In the poem "To Her Father with Some Verses," Bradstreet employs the Shakespearean sonnet form of fourteen lines of iambic pentameter to acknowledge her place as a woman and daughter. As a Puritan woman who understands the superior role of men, Bradstreet praises her father in the first quatrain and is self-deprecating as she writes, "My stock's so small I know not how to pay." But, she promises that she will make every effort to repay her father for all he has given her:

Yet for part payment take this simple mite,
Where nothing's to be had, kings loose their right.
Such is my debt I may not say forgive,
But as I can, I'll pay it while I live;
And, she ends with the rhyming couplet which states that she will endeavor all her life to repay the debt she owes her father.
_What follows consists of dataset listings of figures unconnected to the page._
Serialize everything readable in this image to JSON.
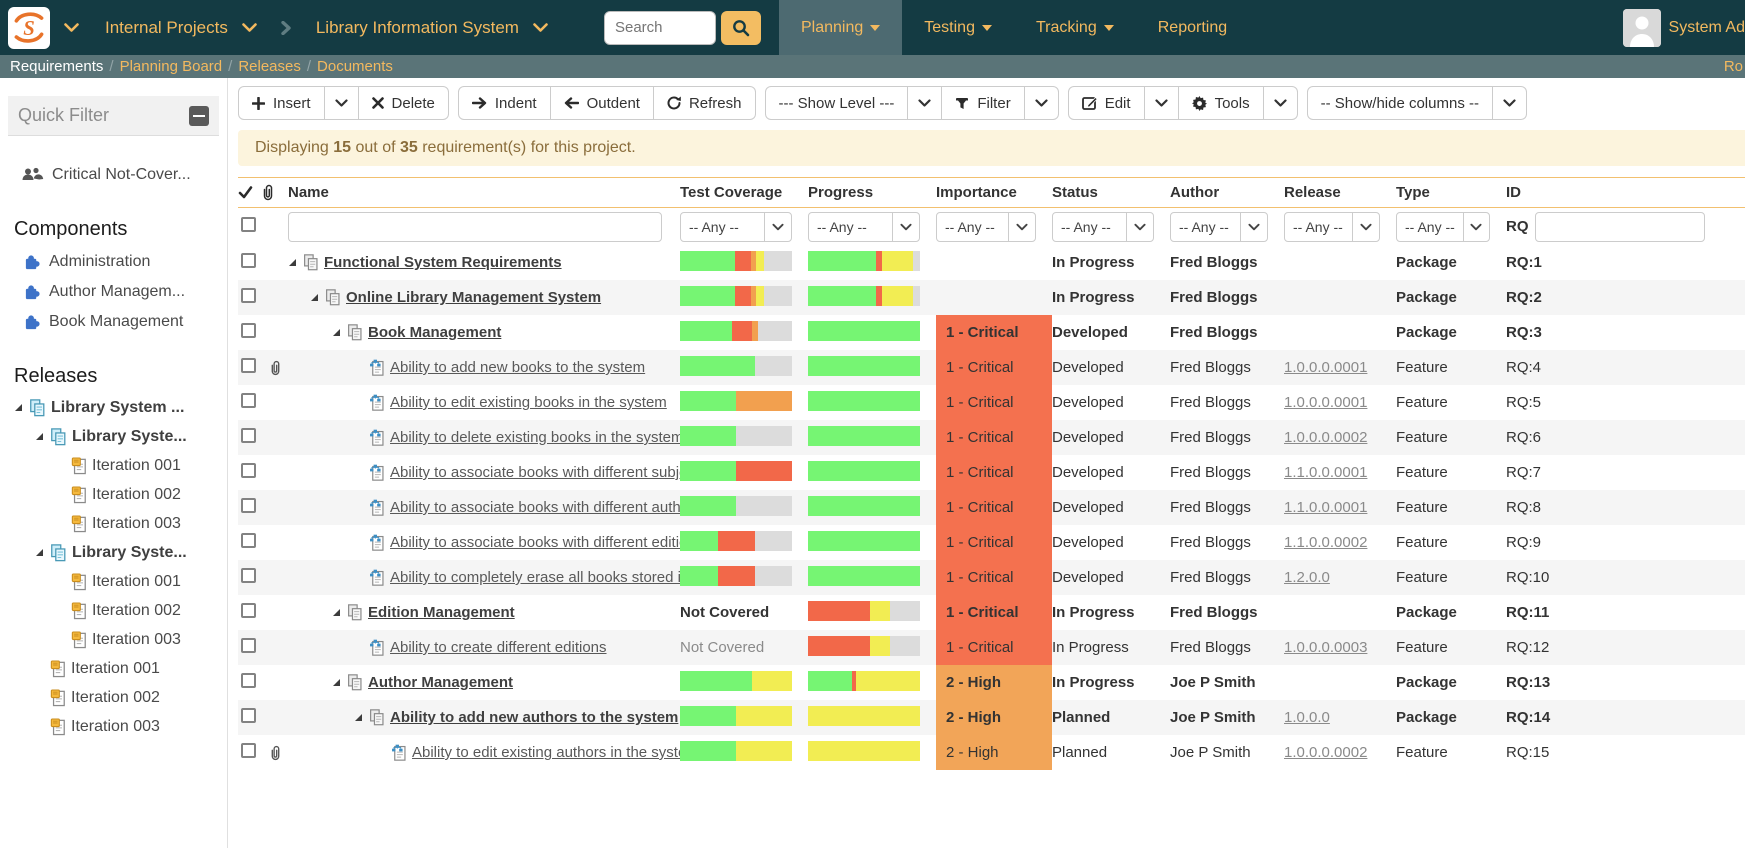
{
  "topbar": {
    "logo_letter": "S",
    "workspace": "Internal Projects",
    "project": "Library Information System",
    "search_placeholder": "Search",
    "nav": [
      {
        "label": "Planning"
      },
      {
        "label": "Testing"
      },
      {
        "label": "Tracking"
      },
      {
        "label": "Reporting"
      }
    ],
    "user_name": "System Ad"
  },
  "breadcrumb": {
    "items": [
      "Requirements",
      "Planning Board",
      "Releases",
      "Documents"
    ],
    "right_text": "Ro"
  },
  "sidebar": {
    "panel_title": "Quick Filter",
    "quick_filter_item": "Critical Not-Cover...",
    "components_title": "Components",
    "components": [
      "Administration",
      "Author Managem...",
      "Book Management"
    ],
    "releases_title": "Releases",
    "releases": [
      {
        "label": "Library System ...",
        "level": 0,
        "type": "release",
        "expanded": true
      },
      {
        "label": "Library Syste...",
        "level": 1,
        "type": "release",
        "expanded": true
      },
      {
        "label": "Iteration 001",
        "level": 2,
        "type": "iteration"
      },
      {
        "label": "Iteration 002",
        "level": 2,
        "type": "iteration"
      },
      {
        "label": "Iteration 003",
        "level": 2,
        "type": "iteration"
      },
      {
        "label": "Library Syste...",
        "level": 1,
        "type": "release",
        "expanded": true
      },
      {
        "label": "Iteration 001",
        "level": 2,
        "type": "iteration"
      },
      {
        "label": "Iteration 002",
        "level": 2,
        "type": "iteration"
      },
      {
        "label": "Iteration 003",
        "level": 2,
        "type": "iteration"
      },
      {
        "label": "Iteration 001",
        "level": 1,
        "type": "iteration"
      },
      {
        "label": "Iteration 002",
        "level": 1,
        "type": "iteration"
      },
      {
        "label": "Iteration 003",
        "level": 1,
        "type": "iteration"
      }
    ]
  },
  "toolbar": {
    "insert": "Insert",
    "delete": "Delete",
    "indent": "Indent",
    "outdent": "Outdent",
    "refresh": "Refresh",
    "show_level": "--- Show Level ---",
    "filter": "Filter",
    "edit": "Edit",
    "tools": "Tools",
    "show_hide": "-- Show/hide columns --"
  },
  "alert": {
    "part1": "Displaying ",
    "count": "15",
    "part2": " out of ",
    "total": "35",
    "part3": " requirement(s) for this project."
  },
  "table": {
    "columns": {
      "name": "Name",
      "test_coverage": "Test Coverage",
      "progress": "Progress",
      "importance": "Importance",
      "status": "Status",
      "author": "Author",
      "release": "Release",
      "type": "Type",
      "id": "ID"
    },
    "any_label": "-- Any --",
    "id_prefix": "RQ",
    "rows": [
      {
        "name": "Functional System Requirements",
        "lvl": 0,
        "tri": true,
        "icon": "package",
        "clip": false,
        "bold": true,
        "tc_bar": [
          [
            "green",
            49
          ],
          [
            "red",
            14
          ],
          [
            "orange",
            5
          ],
          [
            "yellow",
            7
          ],
          [
            "gray",
            25
          ]
        ],
        "p_bar": [
          [
            "green",
            61
          ],
          [
            "red",
            5
          ],
          [
            "yellow",
            28
          ],
          [
            "gray",
            6
          ]
        ],
        "imp": "",
        "impc": "",
        "status": "In Progress",
        "author": "Fred Bloggs",
        "release": "",
        "type": "Package",
        "id": "RQ:1"
      },
      {
        "name": "Online Library Management System",
        "lvl": 1,
        "tri": true,
        "icon": "package",
        "clip": false,
        "bold": true,
        "tc_bar": [
          [
            "green",
            49
          ],
          [
            "red",
            14
          ],
          [
            "orange",
            5
          ],
          [
            "yellow",
            7
          ],
          [
            "gray",
            25
          ]
        ],
        "p_bar": [
          [
            "green",
            61
          ],
          [
            "red",
            5
          ],
          [
            "yellow",
            28
          ],
          [
            "gray",
            6
          ]
        ],
        "imp": "",
        "impc": "",
        "status": "In Progress",
        "author": "Fred Bloggs",
        "release": "",
        "type": "Package",
        "id": "RQ:2"
      },
      {
        "name": "Book Management",
        "lvl": 2,
        "tri": true,
        "icon": "package",
        "clip": false,
        "bold": true,
        "tc_bar": [
          [
            "green",
            46
          ],
          [
            "red",
            18
          ],
          [
            "orange",
            6
          ],
          [
            "gray",
            30
          ]
        ],
        "p_bar": [
          [
            "green",
            100
          ]
        ],
        "imp": "1 - Critical",
        "impc": "critical",
        "status": "Developed",
        "author": "Fred Bloggs",
        "release": "",
        "type": "Package",
        "id": "RQ:3"
      },
      {
        "name": "Ability to add new books to the system",
        "lvl": 3,
        "tri": false,
        "icon": "feature",
        "clip": true,
        "bold": false,
        "tc_bar": [
          [
            "green",
            67
          ],
          [
            "gray",
            33
          ]
        ],
        "p_bar": [
          [
            "green",
            100
          ]
        ],
        "imp": "1 - Critical",
        "impc": "critical",
        "status": "Developed",
        "author": "Fred Bloggs",
        "release": "1.0.0.0.0001",
        "type": "Feature",
        "id": "RQ:4"
      },
      {
        "name": "Ability to edit existing books in the system",
        "lvl": 3,
        "tri": false,
        "icon": "feature",
        "clip": false,
        "bold": false,
        "tc_bar": [
          [
            "green",
            50
          ],
          [
            "orange",
            50
          ]
        ],
        "p_bar": [
          [
            "green",
            100
          ]
        ],
        "imp": "1 - Critical",
        "impc": "critical",
        "status": "Developed",
        "author": "Fred Bloggs",
        "release": "1.0.0.0.0001",
        "type": "Feature",
        "id": "RQ:5"
      },
      {
        "name": "Ability to delete existing books in the system",
        "lvl": 3,
        "tri": false,
        "icon": "feature",
        "clip": false,
        "bold": false,
        "tc_bar": [
          [
            "green",
            50
          ],
          [
            "gray",
            50
          ]
        ],
        "p_bar": [
          [
            "green",
            100
          ]
        ],
        "imp": "1 - Critical",
        "impc": "critical",
        "status": "Developed",
        "author": "Fred Bloggs",
        "release": "1.0.0.0.0002",
        "type": "Feature",
        "id": "RQ:6"
      },
      {
        "name": "Ability to associate books with different subjects",
        "lvl": 3,
        "tri": false,
        "icon": "feature",
        "clip": false,
        "bold": false,
        "tc_bar": [
          [
            "green",
            50
          ],
          [
            "red",
            50
          ]
        ],
        "p_bar": [
          [
            "green",
            100
          ]
        ],
        "imp": "1 - Critical",
        "impc": "critical",
        "status": "Developed",
        "author": "Fred Bloggs",
        "release": "1.1.0.0.0001",
        "type": "Feature",
        "id": "RQ:7"
      },
      {
        "name": "Ability to associate books with different authors",
        "lvl": 3,
        "tri": false,
        "icon": "feature",
        "clip": false,
        "bold": false,
        "tc_bar": [
          [
            "green",
            50
          ],
          [
            "gray",
            50
          ]
        ],
        "p_bar": [
          [
            "green",
            100
          ]
        ],
        "imp": "1 - Critical",
        "impc": "critical",
        "status": "Developed",
        "author": "Fred Bloggs",
        "release": "1.1.0.0.0001",
        "type": "Feature",
        "id": "RQ:8"
      },
      {
        "name": "Ability to associate books with different editions",
        "lvl": 3,
        "tri": false,
        "icon": "feature",
        "clip": false,
        "bold": false,
        "tc_bar": [
          [
            "green",
            34
          ],
          [
            "red",
            33
          ],
          [
            "gray",
            33
          ]
        ],
        "p_bar": [
          [
            "green",
            100
          ]
        ],
        "imp": "1 - Critical",
        "impc": "critical",
        "status": "Developed",
        "author": "Fred Bloggs",
        "release": "1.1.0.0.0002",
        "type": "Feature",
        "id": "RQ:9"
      },
      {
        "name": "Ability to completely erase all books stored in th...",
        "lvl": 3,
        "tri": false,
        "icon": "feature",
        "clip": false,
        "bold": false,
        "tc_bar": [
          [
            "green",
            34
          ],
          [
            "red",
            33
          ],
          [
            "gray",
            33
          ]
        ],
        "p_bar": [
          [
            "green",
            100
          ]
        ],
        "imp": "1 - Critical",
        "impc": "critical",
        "status": "Developed",
        "author": "Fred Bloggs",
        "release": "1.2.0.0",
        "type": "Feature",
        "id": "RQ:10"
      },
      {
        "name": "Edition Management",
        "lvl": 2,
        "tri": true,
        "icon": "package",
        "clip": false,
        "bold": true,
        "tc_text": "Not Covered",
        "p_bar": [
          [
            "red",
            55
          ],
          [
            "yellow",
            18
          ],
          [
            "gray",
            27
          ]
        ],
        "imp": "1 - Critical",
        "impc": "critical",
        "status": "In Progress",
        "author": "Fred Bloggs",
        "release": "",
        "type": "Package",
        "id": "RQ:11"
      },
      {
        "name": "Ability to create different editions",
        "lvl": 3,
        "tri": false,
        "icon": "feature",
        "clip": false,
        "bold": false,
        "tc_text": "Not Covered",
        "p_bar": [
          [
            "red",
            55
          ],
          [
            "yellow",
            18
          ],
          [
            "gray",
            27
          ]
        ],
        "imp": "1 - Critical",
        "impc": "critical",
        "status": "In Progress",
        "author": "Fred Bloggs",
        "release": "1.0.0.0.0003",
        "type": "Feature",
        "id": "RQ:12"
      },
      {
        "name": "Author Management",
        "lvl": 2,
        "tri": true,
        "icon": "package",
        "clip": false,
        "bold": true,
        "tc_bar": [
          [
            "green",
            64
          ],
          [
            "yellow",
            36
          ]
        ],
        "p_bar": [
          [
            "green",
            39
          ],
          [
            "red",
            4
          ],
          [
            "yellow",
            57
          ]
        ],
        "imp": "2 - High",
        "impc": "high",
        "status": "In Progress",
        "author": "Joe P Smith",
        "release": "",
        "type": "Package",
        "id": "RQ:13"
      },
      {
        "name": "Ability to add new authors to the system",
        "lvl": 3,
        "tri": true,
        "icon": "package",
        "clip": false,
        "bold": true,
        "tc_bar": [
          [
            "green",
            50
          ],
          [
            "yellow",
            50
          ]
        ],
        "p_bar": [
          [
            "yellow",
            100
          ]
        ],
        "imp": "2 - High",
        "impc": "high",
        "status": "Planned",
        "author": "Joe P Smith",
        "release": "1.0.0.0",
        "type": "Package",
        "id": "RQ:14"
      },
      {
        "name": "Ability to edit existing authors in the system",
        "lvl": 4,
        "tri": false,
        "icon": "feature",
        "clip": true,
        "bold": false,
        "tc_bar": [
          [
            "green",
            50
          ],
          [
            "yellow",
            50
          ]
        ],
        "p_bar": [
          [
            "yellow",
            100
          ]
        ],
        "imp": "2 - High",
        "impc": "high",
        "status": "Planned",
        "author": "Joe P Smith",
        "release": "1.0.0.0.0002",
        "type": "Feature",
        "id": "RQ:15"
      }
    ]
  },
  "colors": {
    "green": "#76f573",
    "red": "#f26849",
    "orange": "#f2a04f",
    "yellow": "#f2ed53",
    "gray": "#dcdcdc",
    "critical_bg": "#f4714f",
    "high_bg": "#f2a558",
    "accent": "#f3b95f",
    "topbar_bg": "#143b43"
  }
}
Bradstreet's sonnet is an extended metaphor as every line applies to a financial investment which is her life. Her indebtedness is the devotion and instruction which her father has given her. And, while the language is the simple, clear language of the Puritan, Bradstreet does play upon (pun) the word "pay" in the last line of the couplet:
Yet paying is not paid until I die. 
Other metaphors are "the principal" in line 5, which is her father's belief in her, and the "crumb" signifies the best that she has been able to do with what has been given her.
Consistently humble, Bradstreet writes a sonnet that is both laudatory to her father and self-deprecating to herself.